Single-lead electrocardiogram Artificial Intelligence model with risk factors detects atrial fibrillation during sinus rhythm

Europace. 2024 Feb 1;26(2):euad354. doi: 10.1093/europace/euad354.

Abstract

Aims: Guidelines recommend opportunistic screening for atrial fibrillation (AF), using a 30 s single-lead electrocardiogram (ECG) recorded by a wearable device. Since many patients have paroxysmal AF, identification of patients at high risk presenting with sinus rhythm (SR) may increase the yield of subsequent long-term cardiac monitoring. The aim is to evaluate an AI-algorithm trained on 10 s single-lead ECG with or without risk factors to predict AF.
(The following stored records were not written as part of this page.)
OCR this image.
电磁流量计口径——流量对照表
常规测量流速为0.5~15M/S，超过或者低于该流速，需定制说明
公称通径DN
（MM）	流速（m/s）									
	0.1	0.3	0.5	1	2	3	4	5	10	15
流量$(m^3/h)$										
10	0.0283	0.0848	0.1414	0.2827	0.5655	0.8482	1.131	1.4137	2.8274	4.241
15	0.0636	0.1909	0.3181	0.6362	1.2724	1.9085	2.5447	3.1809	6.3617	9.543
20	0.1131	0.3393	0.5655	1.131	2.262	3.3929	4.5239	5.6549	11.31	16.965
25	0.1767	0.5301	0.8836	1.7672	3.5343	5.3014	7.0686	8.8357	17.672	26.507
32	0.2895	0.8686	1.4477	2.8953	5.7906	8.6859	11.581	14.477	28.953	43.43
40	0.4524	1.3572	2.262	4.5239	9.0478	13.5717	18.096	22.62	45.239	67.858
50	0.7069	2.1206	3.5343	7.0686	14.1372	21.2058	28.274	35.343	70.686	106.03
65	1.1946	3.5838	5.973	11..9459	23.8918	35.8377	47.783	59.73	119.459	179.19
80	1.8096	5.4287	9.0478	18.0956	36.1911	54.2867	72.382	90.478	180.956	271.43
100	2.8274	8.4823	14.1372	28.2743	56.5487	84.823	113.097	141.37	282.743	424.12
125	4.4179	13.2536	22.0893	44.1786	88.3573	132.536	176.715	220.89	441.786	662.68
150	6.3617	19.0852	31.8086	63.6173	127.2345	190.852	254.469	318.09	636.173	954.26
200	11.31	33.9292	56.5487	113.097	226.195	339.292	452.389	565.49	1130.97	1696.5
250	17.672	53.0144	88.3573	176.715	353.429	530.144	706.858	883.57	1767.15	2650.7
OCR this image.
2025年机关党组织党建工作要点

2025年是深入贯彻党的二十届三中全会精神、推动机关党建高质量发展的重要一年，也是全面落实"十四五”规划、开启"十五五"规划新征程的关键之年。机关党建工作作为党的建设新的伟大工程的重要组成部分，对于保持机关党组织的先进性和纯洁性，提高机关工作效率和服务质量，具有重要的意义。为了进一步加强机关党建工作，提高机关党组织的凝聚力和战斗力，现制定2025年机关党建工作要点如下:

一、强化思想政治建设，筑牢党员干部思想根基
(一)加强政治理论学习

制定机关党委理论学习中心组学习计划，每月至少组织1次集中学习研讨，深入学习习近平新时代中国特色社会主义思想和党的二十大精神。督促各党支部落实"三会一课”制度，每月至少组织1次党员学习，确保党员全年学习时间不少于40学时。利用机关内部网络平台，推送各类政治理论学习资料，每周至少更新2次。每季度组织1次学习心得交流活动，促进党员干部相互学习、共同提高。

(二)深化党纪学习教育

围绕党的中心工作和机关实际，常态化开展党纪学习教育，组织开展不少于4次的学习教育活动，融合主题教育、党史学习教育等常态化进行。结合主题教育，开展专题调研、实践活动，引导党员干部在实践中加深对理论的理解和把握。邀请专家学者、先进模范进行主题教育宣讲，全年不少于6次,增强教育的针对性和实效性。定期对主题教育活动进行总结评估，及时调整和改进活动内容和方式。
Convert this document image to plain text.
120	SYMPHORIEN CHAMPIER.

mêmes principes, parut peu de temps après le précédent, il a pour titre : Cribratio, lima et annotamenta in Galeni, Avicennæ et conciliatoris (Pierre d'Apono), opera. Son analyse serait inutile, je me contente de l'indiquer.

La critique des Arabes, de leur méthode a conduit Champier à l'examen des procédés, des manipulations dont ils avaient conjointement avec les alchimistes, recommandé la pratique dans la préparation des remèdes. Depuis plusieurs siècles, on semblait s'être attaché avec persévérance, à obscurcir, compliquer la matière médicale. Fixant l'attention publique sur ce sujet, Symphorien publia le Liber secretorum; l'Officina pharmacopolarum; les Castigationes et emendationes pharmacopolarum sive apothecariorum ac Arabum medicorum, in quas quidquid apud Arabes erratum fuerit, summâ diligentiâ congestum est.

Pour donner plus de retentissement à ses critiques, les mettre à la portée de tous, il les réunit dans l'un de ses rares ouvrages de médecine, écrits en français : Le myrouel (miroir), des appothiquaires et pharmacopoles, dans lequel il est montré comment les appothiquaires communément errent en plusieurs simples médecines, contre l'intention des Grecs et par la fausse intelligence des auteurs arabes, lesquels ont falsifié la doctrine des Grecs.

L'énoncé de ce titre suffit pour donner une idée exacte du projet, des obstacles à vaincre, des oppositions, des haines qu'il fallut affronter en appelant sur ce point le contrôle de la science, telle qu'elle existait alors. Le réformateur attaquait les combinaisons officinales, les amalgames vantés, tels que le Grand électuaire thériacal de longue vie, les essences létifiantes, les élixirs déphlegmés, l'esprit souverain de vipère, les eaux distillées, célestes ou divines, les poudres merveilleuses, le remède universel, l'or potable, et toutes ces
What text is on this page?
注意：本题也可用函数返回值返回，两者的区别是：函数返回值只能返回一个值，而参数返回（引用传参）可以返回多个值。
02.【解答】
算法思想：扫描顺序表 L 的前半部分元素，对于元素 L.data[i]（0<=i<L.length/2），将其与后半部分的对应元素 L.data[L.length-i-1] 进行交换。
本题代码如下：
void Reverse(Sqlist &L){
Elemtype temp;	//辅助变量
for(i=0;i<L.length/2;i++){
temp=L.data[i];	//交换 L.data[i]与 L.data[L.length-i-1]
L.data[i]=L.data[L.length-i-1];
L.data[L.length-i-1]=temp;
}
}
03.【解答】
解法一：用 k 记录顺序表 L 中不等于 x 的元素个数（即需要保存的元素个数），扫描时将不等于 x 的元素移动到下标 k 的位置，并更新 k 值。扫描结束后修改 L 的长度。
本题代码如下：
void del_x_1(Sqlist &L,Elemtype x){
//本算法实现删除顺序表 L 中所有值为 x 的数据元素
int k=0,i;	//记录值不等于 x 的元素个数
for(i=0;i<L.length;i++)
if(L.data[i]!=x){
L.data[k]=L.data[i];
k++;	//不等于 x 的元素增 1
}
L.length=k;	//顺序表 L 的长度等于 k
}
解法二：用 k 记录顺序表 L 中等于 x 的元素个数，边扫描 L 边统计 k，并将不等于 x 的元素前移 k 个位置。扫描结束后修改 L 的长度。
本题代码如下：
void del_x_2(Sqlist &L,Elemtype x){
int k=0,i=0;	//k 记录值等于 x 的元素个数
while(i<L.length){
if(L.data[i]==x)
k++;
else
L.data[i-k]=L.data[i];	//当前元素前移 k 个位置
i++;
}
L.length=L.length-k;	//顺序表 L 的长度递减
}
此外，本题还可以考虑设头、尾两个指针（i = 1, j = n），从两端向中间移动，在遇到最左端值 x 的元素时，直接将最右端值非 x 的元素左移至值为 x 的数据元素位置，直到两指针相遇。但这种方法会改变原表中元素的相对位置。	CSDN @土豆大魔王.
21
Methods and results: This retrospective study used 13 479 ECGs from AF patients in SR around the time of diagnosis and 53 916 age- and sex-matched control ECGs, augmented with 17 risk factors extracted from electronic health records. AI models were trained and compared using 1- or 12-lead ECGs, with or without risk factors. Model bias was evaluated by age- and sex-stratification of results. Random forest models identified the most relevant risk factors. The single-lead model achieved an area under the curve of 0.74, which increased to 0.76 by adding six risk factors (95% confidence interval: 0.74-0.79). This model matched the performance of a 12-lead model. Results are stable for both sexes, over ages ranging from 40 to 90 years. Out of 17 clinical variables, 6 were sufficient for optimal accuracy of the model: hypertension, heart failure, valvular disease, history of myocardial infarction, age, and sex.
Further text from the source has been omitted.